Publié le Mardi 3 juillet 2012 à 08h09.

Traité européen : une étape de plus vers la « sauvagerie sociale »

 

Le Traité pour la stabilité, la coordination et la gouvernance (TSCG) de l’Union économique et monétaire, négocié par Nicolas Sarkozy et Angela Merkel, marque une étape de plus dans la soumission de l’Europe aux intérêts de la finance et aux règles que celle-ci souhaite voir imposées. François Hollande a annoncé qu’il le renégocierait. On verra ce qu’il en sera.

Les classes dirigeantes et la technocratie européenne sont incapables de sortir de la crise. En fait, elles utilisent celle-ci pour réduire les dépenses publiques, affaiblir les systèmes de protection sociale et le droit du travail, priver les peuples de toute voix au chapitre sur les questions monétaires et budgétaires.

Certes, depuis le traité de Rome en 1957, la construction européenne a été marquée par la logique du marché mais celle-ci s’est progressivement accentuée. L’Acte unique de 1986 a signifié un saut qualitatif en ce sens. L’objectif d’un marché unique des capitaux, des marchandises et des services ouvert à la concurrence internationale, est devenu l’axe central de la construction de l’Union. Sur cette lancée, la politique communautaire s’est attaquée aux entreprises et services publics.

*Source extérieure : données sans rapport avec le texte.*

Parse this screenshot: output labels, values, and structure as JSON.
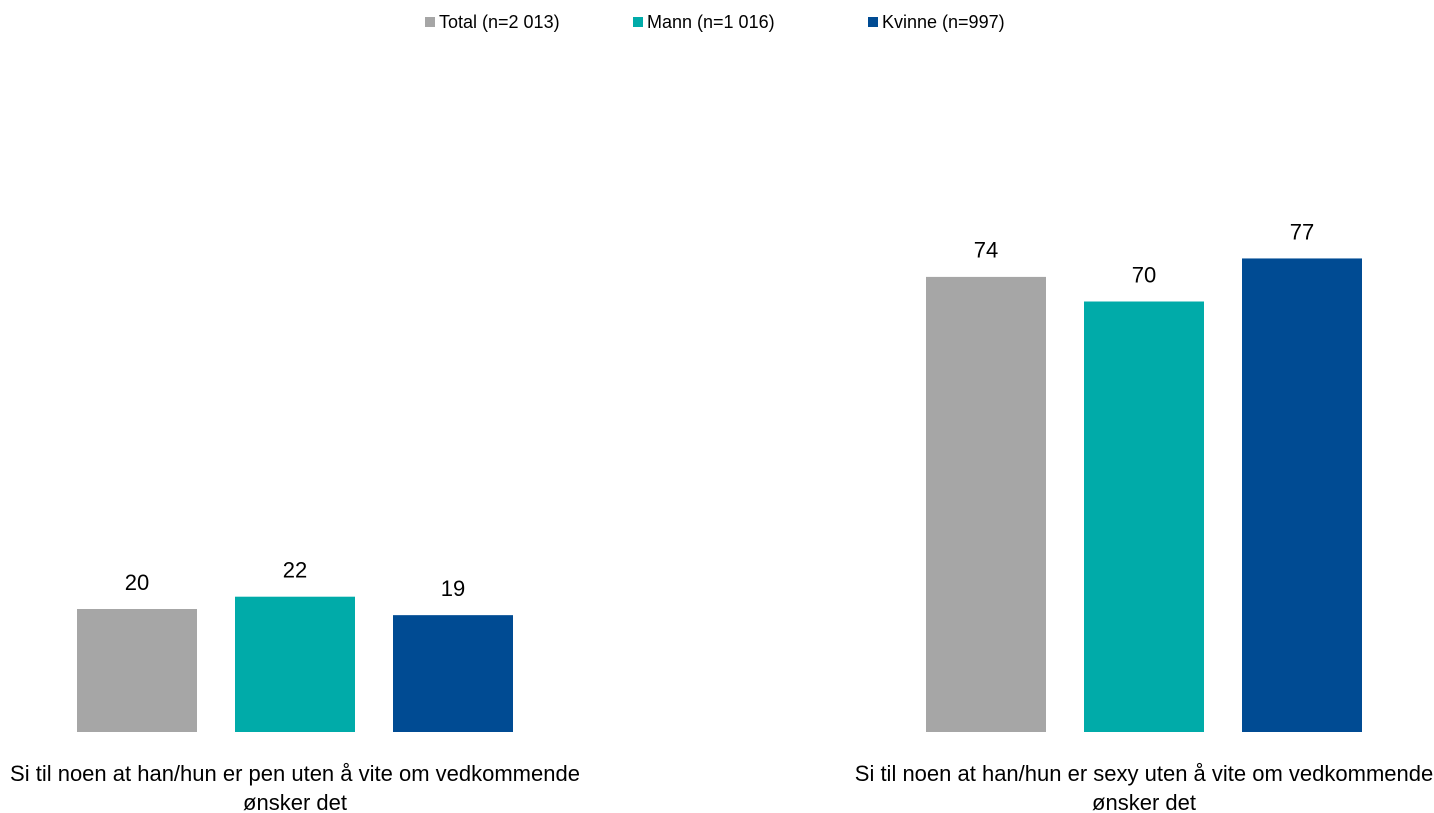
{
  "chart_data": {
    "type": "bar",
    "categories": [
      "Si til noen at han/hun er pen uten å vite om vedkommende ønsker det",
      "Si til noen at han/hun er sexy uten å vite om vedkommende ønsker det"
    ],
    "series": [
      {
        "name": "Total (n=2 013)",
        "color": "#a6a6a6",
        "values": [
          20,
          74
        ]
      },
      {
        "name": "Mann (n=1 016)",
        "color": "#00aba9",
        "values": [
          22,
          70
        ]
      },
      {
        "name": "Kvinne (n=997)",
        "color": "#004b93",
        "values": [
          19,
          77
        ]
      }
    ],
    "ylim": [
      0,
      100
    ],
    "legend": "top"
  }
}
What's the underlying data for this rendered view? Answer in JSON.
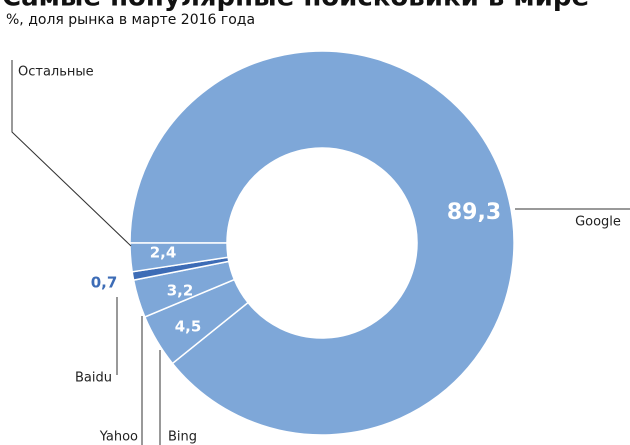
{
  "chart_data": {
    "type": "donut",
    "title": "Самые популярные поисковики в мире",
    "subtitle": "%, доля рынка в марте 2016 года",
    "categories": [
      "Google",
      "Bing",
      "Yahoo",
      "Baidu",
      "Остальные"
    ],
    "values": [
      89.3,
      4.5,
      3.2,
      0.7,
      2.4
    ],
    "value_labels": [
      "89,3",
      "4,5",
      "3,2",
      "0,7",
      "2,4"
    ],
    "colors": [
      "#7ea7d8",
      "#7ea7d8",
      "#7ea7d8",
      "#3d6cb6",
      "#7ea7d8"
    ]
  }
}
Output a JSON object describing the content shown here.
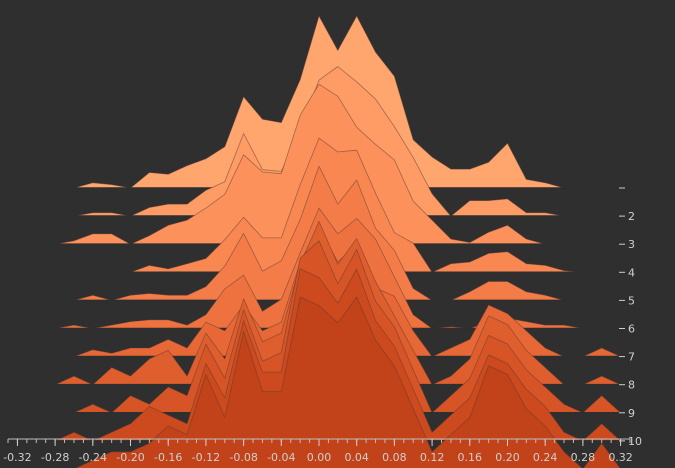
{
  "chart_data": {
    "type": "area",
    "title": "",
    "xlabel": "",
    "ylabel": "",
    "x": [
      -0.28,
      -0.26,
      -0.24,
      -0.22,
      -0.2,
      -0.18,
      -0.16,
      -0.14,
      -0.12,
      -0.1,
      -0.08,
      -0.06,
      -0.04,
      -0.02,
      0.0,
      0.02,
      0.04,
      0.06,
      0.08,
      0.1,
      0.12,
      0.14,
      0.16,
      0.18,
      0.2,
      0.22,
      0.24,
      0.26,
      0.28,
      0.3,
      0.32
    ],
    "xlim": [
      -0.33,
      0.33
    ],
    "x_ticks": [
      "-0.32",
      "-0.28",
      "-0.24",
      "-0.20",
      "-0.16",
      "-0.12",
      "-0.08",
      "-0.04",
      "0.00",
      "0.04",
      "0.08",
      "0.12",
      "0.16",
      "0.20",
      "0.24",
      "0.28",
      "0.32"
    ],
    "y_ticks": [
      "",
      "2",
      "3",
      "4",
      "5",
      "6",
      "7",
      "8",
      "9",
      "10"
    ],
    "ridge_height_range": [
      0,
      1
    ],
    "ridge_order": "back_to_front",
    "grid": false,
    "legend": "none",
    "colors": [
      "#ffa56e",
      "#ff9b65",
      "#fc915b",
      "#f98752",
      "#f47c48",
      "#ee723f",
      "#e76836",
      "#df5e2e",
      "#d65426",
      "#cc4a1e",
      "#c2421a"
    ],
    "series": [
      {
        "values": [
          0.0,
          0.0,
          0.03,
          0.02,
          0.0,
          0.09,
          0.08,
          0.13,
          0.17,
          0.24,
          0.53,
          0.4,
          0.38,
          0.63,
          1.0,
          0.8,
          1.0,
          0.79,
          0.65,
          0.28,
          0.18,
          0.11,
          0.11,
          0.15,
          0.26,
          0.05,
          0.03,
          0.0,
          0.0,
          0.0,
          0.0
        ]
      },
      {
        "values": [
          0.0,
          0.0,
          0.02,
          0.02,
          0.0,
          0.05,
          0.07,
          0.07,
          0.15,
          0.2,
          0.48,
          0.27,
          0.26,
          0.5,
          0.79,
          0.87,
          0.78,
          0.68,
          0.52,
          0.34,
          0.13,
          0.0,
          0.09,
          0.09,
          0.1,
          0.02,
          0.02,
          0.0,
          0.0,
          0.0,
          0.0
        ]
      },
      {
        "values": [
          0.0,
          0.02,
          0.06,
          0.06,
          0.0,
          0.05,
          0.11,
          0.14,
          0.21,
          0.29,
          0.52,
          0.42,
          0.41,
          0.75,
          0.93,
          0.86,
          0.68,
          0.58,
          0.49,
          0.25,
          0.14,
          0.03,
          0.01,
          0.07,
          0.11,
          0.03,
          0.0,
          0.0,
          0.0,
          0.0,
          0.0
        ]
      },
      {
        "values": [
          0.0,
          0.0,
          0.0,
          0.0,
          0.0,
          0.04,
          0.02,
          0.05,
          0.08,
          0.19,
          0.32,
          0.2,
          0.2,
          0.51,
          0.78,
          0.7,
          0.71,
          0.46,
          0.23,
          0.17,
          0.0,
          0.05,
          0.06,
          0.11,
          0.12,
          0.05,
          0.04,
          0.01,
          0.0,
          0.0,
          0.0
        ]
      },
      {
        "values": [
          0.0,
          0.0,
          0.03,
          0.0,
          0.03,
          0.04,
          0.03,
          0.03,
          0.08,
          0.2,
          0.39,
          0.17,
          0.23,
          0.47,
          0.78,
          0.56,
          0.7,
          0.42,
          0.29,
          0.07,
          0.0,
          0.0,
          0.05,
          0.11,
          0.11,
          0.05,
          0.03,
          0.0,
          0.0,
          0.0,
          0.0
        ]
      },
      {
        "values": [
          0.0,
          0.02,
          0.0,
          0.02,
          0.04,
          0.05,
          0.05,
          0.02,
          0.08,
          0.23,
          0.31,
          0.1,
          0.17,
          0.44,
          0.7,
          0.55,
          0.64,
          0.52,
          0.3,
          0.08,
          0.0,
          0.01,
          0.0,
          0.04,
          0.06,
          0.04,
          0.02,
          0.02,
          0.0,
          0.0,
          0.0
        ]
      },
      {
        "values": [
          0.0,
          0.0,
          0.04,
          0.02,
          0.05,
          0.05,
          0.1,
          0.05,
          0.2,
          0.15,
          0.3,
          0.15,
          0.2,
          0.55,
          0.75,
          0.55,
          0.65,
          0.4,
          0.35,
          0.15,
          0.0,
          0.05,
          0.1,
          0.3,
          0.25,
          0.15,
          0.05,
          0.0,
          0.0,
          0.05,
          0.0
        ]
      },
      {
        "values": [
          0.0,
          0.05,
          0.0,
          0.1,
          0.05,
          0.15,
          0.2,
          0.05,
          0.3,
          0.15,
          0.5,
          0.25,
          0.3,
          0.7,
          0.95,
          0.7,
          0.85,
          0.6,
          0.4,
          0.2,
          0.0,
          0.05,
          0.15,
          0.4,
          0.35,
          0.2,
          0.1,
          0.0,
          0.0,
          0.05,
          0.0
        ]
      },
      {
        "values": [
          0.0,
          0.0,
          0.05,
          0.0,
          0.1,
          0.05,
          0.15,
          0.1,
          0.4,
          0.2,
          0.6,
          0.3,
          0.35,
          0.9,
          1.0,
          0.75,
          0.95,
          0.65,
          0.5,
          0.25,
          0.0,
          0.1,
          0.2,
          0.45,
          0.4,
          0.25,
          0.15,
          0.05,
          0.0,
          0.1,
          0.0
        ]
      },
      {
        "values": [
          0.0,
          0.05,
          0.0,
          0.05,
          0.1,
          0.2,
          0.15,
          0.1,
          0.45,
          0.25,
          0.7,
          0.4,
          0.4,
          1.0,
          0.95,
          0.8,
          1.0,
          0.7,
          0.55,
          0.3,
          0.05,
          0.15,
          0.25,
          0.5,
          0.45,
          0.3,
          0.2,
          0.05,
          0.0,
          0.1,
          0.0
        ]
      },
      {
        "values": [
          0.0,
          0.0,
          0.05,
          0.1,
          0.1,
          0.15,
          0.25,
          0.2,
          0.55,
          0.3,
          0.8,
          0.45,
          0.45,
          1.0,
          0.95,
          0.85,
          1.0,
          0.75,
          0.6,
          0.35,
          0.1,
          0.2,
          0.3,
          0.6,
          0.55,
          0.35,
          0.25,
          0.1,
          0.0,
          0.15,
          0.0
        ]
      }
    ]
  }
}
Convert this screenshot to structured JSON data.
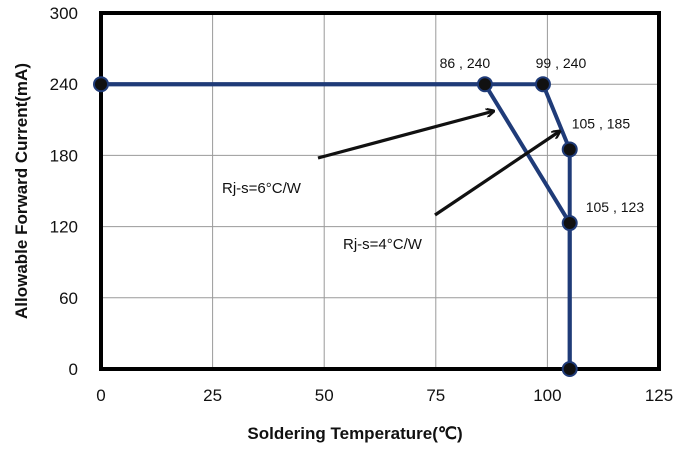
{
  "chart_data": {
    "type": "line",
    "title": "",
    "xlabel": "Soldering Temperature(℃)",
    "ylabel": "Allowable Forward Current(mA)",
    "xlim": [
      0,
      125
    ],
    "ylim": [
      0,
      300
    ],
    "x_ticks": [
      0,
      25,
      50,
      75,
      100,
      125
    ],
    "y_ticks": [
      0,
      60,
      120,
      180,
      240,
      300
    ],
    "grid": true,
    "legend": "none",
    "line_color": "#1f3b78",
    "series": [
      {
        "points": [
          {
            "x": 0,
            "y": 240
          },
          {
            "x": 86,
            "y": 240
          },
          {
            "x": 105,
            "y": 123
          },
          {
            "x": 105,
            "y": 0
          }
        ]
      },
      {
        "points": [
          {
            "x": 0,
            "y": 240
          },
          {
            "x": 99,
            "y": 240
          },
          {
            "x": 105,
            "y": 185
          },
          {
            "x": 105,
            "y": 0
          }
        ]
      }
    ],
    "data_labels": [
      {
        "text": "86 , 240",
        "x": 86,
        "y": 240
      },
      {
        "text": "99 , 240",
        "x": 99,
        "y": 240
      },
      {
        "text": "105 , 185",
        "x": 105,
        "y": 185
      },
      {
        "text": "105 , 123",
        "x": 105,
        "y": 123
      }
    ],
    "annotations": [
      {
        "text": "Rj-s=6°C/W",
        "target": {
          "x": 86,
          "y": 240
        }
      },
      {
        "text": "Rj-s=4°C/W",
        "target": {
          "x": 99,
          "y": 240
        }
      }
    ]
  }
}
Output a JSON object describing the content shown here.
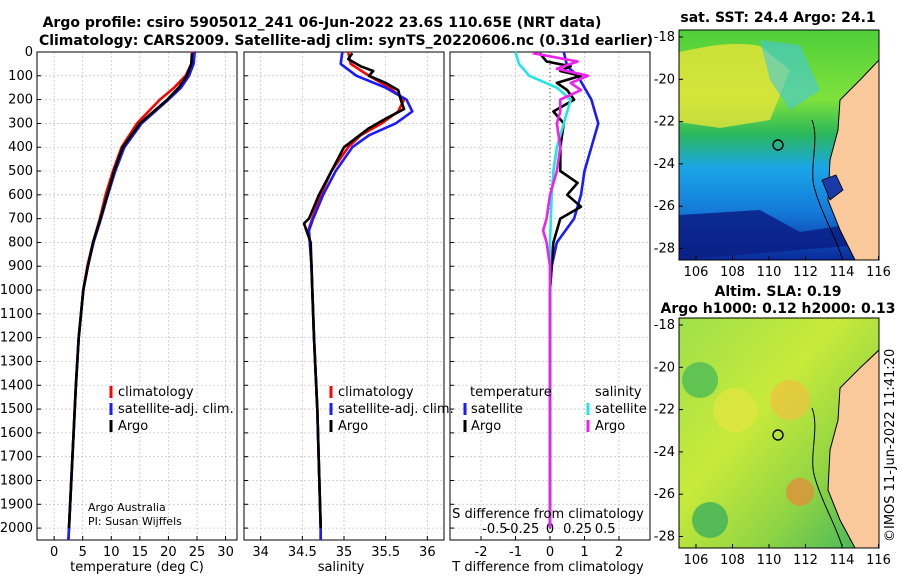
{
  "title_line1": "Argo profile: csiro 5905012_241 06-Jun-2022 23.6S 110.65E (NRT data)",
  "title_line2": "Climatology: CARS2009. Satellite-adj clim: synTS_20220606.nc (0.31d earlier)",
  "colors": {
    "climatology": "#ff0000",
    "satellite": "#1a1aff",
    "argo": "#000000",
    "sat_salinity": "#22e5e5",
    "argo_salinity": "#ee22ee"
  },
  "credit": {
    "line1": "Argo Australia",
    "line2": "PI: Susan Wijffels"
  },
  "copyright": "©IMOS 11-Jun-2022 11:41:20",
  "legend": {
    "climatology": "climatology",
    "satellite_adj": "satellite-adj. clim.",
    "argo": "Argo",
    "temperature_header": "temperature",
    "salinity_header": "salinity",
    "satellite": "satellite"
  },
  "maps": [
    {
      "title": "sat. SST: 24.4 Argo: 24.1",
      "x_ticks": [
        "106",
        "108",
        "110",
        "112",
        "114",
        "116"
      ],
      "y_ticks": [
        "-18",
        "-20",
        "-22",
        "-24",
        "-26",
        "-28"
      ],
      "profile_lon": 110.65,
      "profile_lat": -23.6
    },
    {
      "title_line1": "Altim. SLA: 0.19",
      "title_line2": "Argo h1000: 0.12 h2000: 0.13",
      "x_ticks": [
        "106",
        "108",
        "110",
        "112",
        "114",
        "116"
      ],
      "y_ticks": [
        "-18",
        "-20",
        "-22",
        "-24",
        "-26",
        "-28"
      ],
      "profile_lon": 110.65,
      "profile_lat": -23.6
    }
  ],
  "chart_data": [
    {
      "type": "line",
      "name": "temperature",
      "xlabel": "temperature (deg C)",
      "ylabel": "",
      "xlim": [
        -3,
        32
      ],
      "ylim": [
        2050,
        0
      ],
      "x_ticks": [
        0,
        5,
        10,
        15,
        20,
        25,
        30
      ],
      "y_ticks": [
        0,
        100,
        200,
        300,
        400,
        500,
        600,
        700,
        800,
        900,
        1000,
        1100,
        1200,
        1300,
        1400,
        1500,
        1600,
        1700,
        1800,
        1900,
        2000
      ],
      "series": [
        {
          "name": "climatology",
          "color": "#ff0000",
          "depth": [
            0,
            50,
            100,
            150,
            200,
            300,
            400,
            500,
            600,
            700,
            800,
            900,
            1000,
            1200,
            1400,
            1600,
            1800,
            2000,
            2050
          ],
          "values": [
            24.2,
            24.0,
            23.0,
            21.0,
            18.5,
            14.5,
            11.8,
            10.3,
            9.0,
            8.0,
            6.8,
            5.8,
            5.1,
            4.3,
            3.8,
            3.4,
            3.0,
            2.6,
            2.5
          ]
        },
        {
          "name": "satellite-adj. clim.",
          "color": "#1a1aff",
          "depth": [
            0,
            50,
            100,
            150,
            200,
            300,
            400,
            500,
            600,
            700,
            800,
            900,
            1000,
            1200,
            1400,
            1600,
            1800,
            2000,
            2050
          ],
          "values": [
            24.6,
            24.4,
            23.6,
            22.2,
            20.0,
            15.3,
            12.3,
            10.7,
            9.4,
            8.2,
            6.9,
            5.9,
            5.1,
            4.3,
            3.8,
            3.4,
            3.0,
            2.6,
            2.5
          ]
        },
        {
          "name": "Argo",
          "color": "#000000",
          "depth": [
            5,
            50,
            100,
            150,
            200,
            300,
            400,
            500,
            600,
            700,
            800,
            900,
            1000,
            1200,
            1400,
            1600,
            1800,
            2000
          ],
          "values": [
            24.1,
            24.0,
            23.2,
            21.8,
            19.8,
            15.0,
            12.0,
            10.5,
            9.3,
            8.1,
            6.8,
            5.9,
            5.1,
            4.3,
            3.8,
            3.4,
            3.0,
            2.6
          ]
        }
      ]
    },
    {
      "type": "line",
      "name": "salinity",
      "xlabel": "salinity",
      "ylabel": "",
      "xlim": [
        33.8,
        36.2
      ],
      "ylim": [
        2050,
        0
      ],
      "x_ticks": [
        34,
        34.5,
        35,
        35.5,
        36
      ],
      "series": [
        {
          "name": "climatology",
          "color": "#ff0000",
          "depth": [
            0,
            50,
            100,
            150,
            200,
            250,
            300,
            350,
            400,
            500,
            600,
            700,
            750,
            800,
            900,
            1000,
            1200,
            1500,
            2000,
            2050
          ],
          "values": [
            35.05,
            35.08,
            35.3,
            35.55,
            35.72,
            35.65,
            35.45,
            35.2,
            35.05,
            34.85,
            34.72,
            34.62,
            34.57,
            34.59,
            34.61,
            34.62,
            34.64,
            34.68,
            34.72,
            34.72
          ]
        },
        {
          "name": "satellite-adj. clim.",
          "color": "#1a1aff",
          "depth": [
            0,
            50,
            100,
            150,
            200,
            250,
            300,
            350,
            400,
            500,
            600,
            700,
            750,
            800,
            900,
            1000,
            1200,
            1500,
            2000,
            2050
          ],
          "values": [
            34.98,
            34.96,
            35.15,
            35.5,
            35.75,
            35.82,
            35.62,
            35.3,
            35.1,
            34.9,
            34.75,
            34.63,
            34.58,
            34.59,
            34.61,
            34.62,
            34.64,
            34.68,
            34.72,
            34.72
          ]
        },
        {
          "name": "Argo",
          "color": "#000000",
          "depth": [
            5,
            30,
            60,
            80,
            100,
            130,
            160,
            200,
            240,
            280,
            320,
            360,
            400,
            500,
            600,
            700,
            720,
            760,
            800,
            900,
            1000,
            1200,
            1500,
            2000
          ],
          "values": [
            35.1,
            35.05,
            35.2,
            35.35,
            35.3,
            35.5,
            35.65,
            35.68,
            35.72,
            35.5,
            35.3,
            35.15,
            35.0,
            34.85,
            34.7,
            34.58,
            34.52,
            34.56,
            34.6,
            34.61,
            34.62,
            34.64,
            34.68,
            34.72
          ]
        }
      ]
    },
    {
      "type": "line",
      "name": "differences",
      "xlabel": "T difference from climatology",
      "ylabel": "",
      "x2label": "S difference from climatology",
      "xlim": [
        -2.9,
        2.9
      ],
      "ylim": [
        2050,
        0
      ],
      "x_ticks": [
        -2,
        -1,
        0,
        1,
        2
      ],
      "x2_ticks": [
        "-0.5",
        "-0.25",
        "0",
        "0.25",
        "0.5"
      ],
      "series": [
        {
          "name": "temperature satellite",
          "color": "#1a1aff",
          "depth": [
            0,
            60,
            100,
            150,
            200,
            250,
            300,
            400,
            500,
            600,
            700,
            800,
            900,
            1000,
            1200,
            1500,
            2000
          ],
          "values": [
            0.4,
            0.5,
            0.8,
            1.0,
            1.2,
            1.3,
            1.4,
            1.2,
            1.0,
            0.9,
            0.7,
            0.2,
            0.05,
            0.0,
            0.0,
            0.0,
            0.0
          ]
        },
        {
          "name": "temperature Argo",
          "color": "#000000",
          "depth": [
            5,
            40,
            60,
            80,
            100,
            130,
            160,
            200,
            250,
            300,
            400,
            500,
            550,
            600,
            650,
            700,
            800,
            900,
            1000,
            1200,
            1500,
            2000
          ],
          "values": [
            -0.3,
            -0.1,
            0.6,
            0.3,
            0.9,
            0.2,
            0.5,
            0.7,
            0.1,
            0.4,
            0.3,
            0.3,
            0.8,
            0.5,
            0.9,
            0.3,
            0.1,
            0.05,
            0.0,
            0.0,
            0.0,
            0.0
          ]
        },
        {
          "name": "salinity satellite",
          "color": "#22e5e5",
          "depth": [
            0,
            50,
            100,
            150,
            200,
            300,
            400,
            500,
            600,
            800,
            1000,
            1500,
            2000
          ],
          "values": [
            -1.0,
            -0.9,
            -0.6,
            0.2,
            0.6,
            0.4,
            0.2,
            0.1,
            0.05,
            0.0,
            0.0,
            0.0,
            0.0
          ]
        },
        {
          "name": "salinity Argo",
          "color": "#ee22ee",
          "depth": [
            5,
            40,
            70,
            100,
            130,
            160,
            200,
            250,
            300,
            400,
            500,
            600,
            700,
            750,
            800,
            900,
            1000,
            1200,
            1500,
            2000
          ],
          "values": [
            -0.5,
            0.8,
            0.2,
            1.1,
            0.6,
            0.9,
            0.3,
            0.3,
            0.2,
            0.3,
            0.2,
            0.0,
            -0.1,
            -0.2,
            -0.1,
            0.0,
            0.0,
            0.0,
            0.0,
            0.0
          ]
        }
      ]
    }
  ]
}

Mais cette logique néolibérale est appliquée à des réalités nationales profondément différentes, que l’Union se donne de moins en moins le moyen de faire converger. Le budget communautaire est gelé à un montant équivalent à un peu plus de 1 % du PIB. Le traité de Maastricht avec la monnaie unique a été élaboré comme un instrument de convergence, mais de convergence par la monnaie et l’austérité.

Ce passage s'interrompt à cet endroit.